Right to object - the right of the data subject to object to the processing of personal data, where the processing is necessary for the performance of a task which is in the public interest or when the controller’s legitimate interest is taken into account. Where personal data are processed for direct marketing purposes, the data subject shall have the right to object at any time to processing of personal data.
Right to rectification - correction, without undue delay, of inaccurate personal data stored.
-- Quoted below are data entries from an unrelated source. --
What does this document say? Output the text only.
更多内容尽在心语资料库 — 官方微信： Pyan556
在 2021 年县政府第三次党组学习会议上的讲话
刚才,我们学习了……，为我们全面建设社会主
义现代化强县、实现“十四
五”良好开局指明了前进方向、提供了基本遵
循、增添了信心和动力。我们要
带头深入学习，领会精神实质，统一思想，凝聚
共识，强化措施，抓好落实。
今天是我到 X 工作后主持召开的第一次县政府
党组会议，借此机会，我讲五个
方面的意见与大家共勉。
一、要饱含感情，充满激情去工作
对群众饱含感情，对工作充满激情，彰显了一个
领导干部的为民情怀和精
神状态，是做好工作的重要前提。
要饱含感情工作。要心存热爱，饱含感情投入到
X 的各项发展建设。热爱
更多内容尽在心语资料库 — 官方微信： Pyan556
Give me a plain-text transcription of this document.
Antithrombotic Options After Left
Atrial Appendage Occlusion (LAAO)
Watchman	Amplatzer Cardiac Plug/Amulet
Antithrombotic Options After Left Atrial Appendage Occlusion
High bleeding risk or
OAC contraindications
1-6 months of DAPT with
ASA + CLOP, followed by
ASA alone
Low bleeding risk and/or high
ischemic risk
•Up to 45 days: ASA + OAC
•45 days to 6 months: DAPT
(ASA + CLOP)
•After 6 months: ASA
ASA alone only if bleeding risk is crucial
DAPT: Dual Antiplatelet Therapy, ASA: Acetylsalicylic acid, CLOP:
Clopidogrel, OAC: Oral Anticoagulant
The rectification shall be communicated to each data recipient, unless this proves impossible or involves disproportionate (provable) efforts.
Right to erasure (“right to be forgotten”) - the right of the data subject to request the erasure of his or her personal data, without undue delay where one of the following grounds applies: they are no longer necessary for the purposes for which they were collected or processed; the data subject withdraws consent and there is no other legal ground for the processing; the data subject objects to the processing and there are no overriding legitimate grounds; the personal data have been unlawfully processed; the personal data have to be erased for compliance with a legal obligation; the personal data have been collected in relation to the offer of information society services.
The right to restrict processing - the right exercised when the data subject contests the accuracy of the data, for a period enabling the controller to verify the accuracy of the personal data; the processing is unlawful and the data subject opposes the erasure of the personal data and requests the restriction of their use instead; the controller no longer needs the personal data for the purposes of the processing, but they are required by the data subject for the establishment, exercise or defence of legal claims; the data subject has objected to processing pending the verification whether the legitimate grounds of the controller override those of the data subject.
The right not to be subject to an automated decision-making process - in this sense, CAPITAL PLAZA does not use IT applications, algorithms, artificial intelligence or automation to make decisions that affect natural persons.
In order to exercise your rights, please submit your request to [email protected]
CAPITAL PLAZA has implemented organizational and technical security procedures to ensure the confidentiality, transparency, integrity and availability of personal data and to comply with the requirements of the European Regulation 2016/679/EU.
If you consider that your rights, granted by Regulation no. 679/2016, have been violated by CAPITAL PLAZA, you have the possibility to address the ANSPDCP by filing a complaint.
The ANSPDCP contact details are as follows:
Address: B-dul G-ral. Gheorghe Magheru 28-30
District 1, postal code 010336
Bucharest, Romania
Phone: +40.318.059.211
+40.318.059.212
Fax: +40.318.059.602
Email: [email protected]
Website: www.dataprotection.ro
This notice may be subject to updates without prior notice. We invite you to periodically review this section for up-to-date information about the types of personal data that are processed by CAPITAL PLAZA, and how they are used.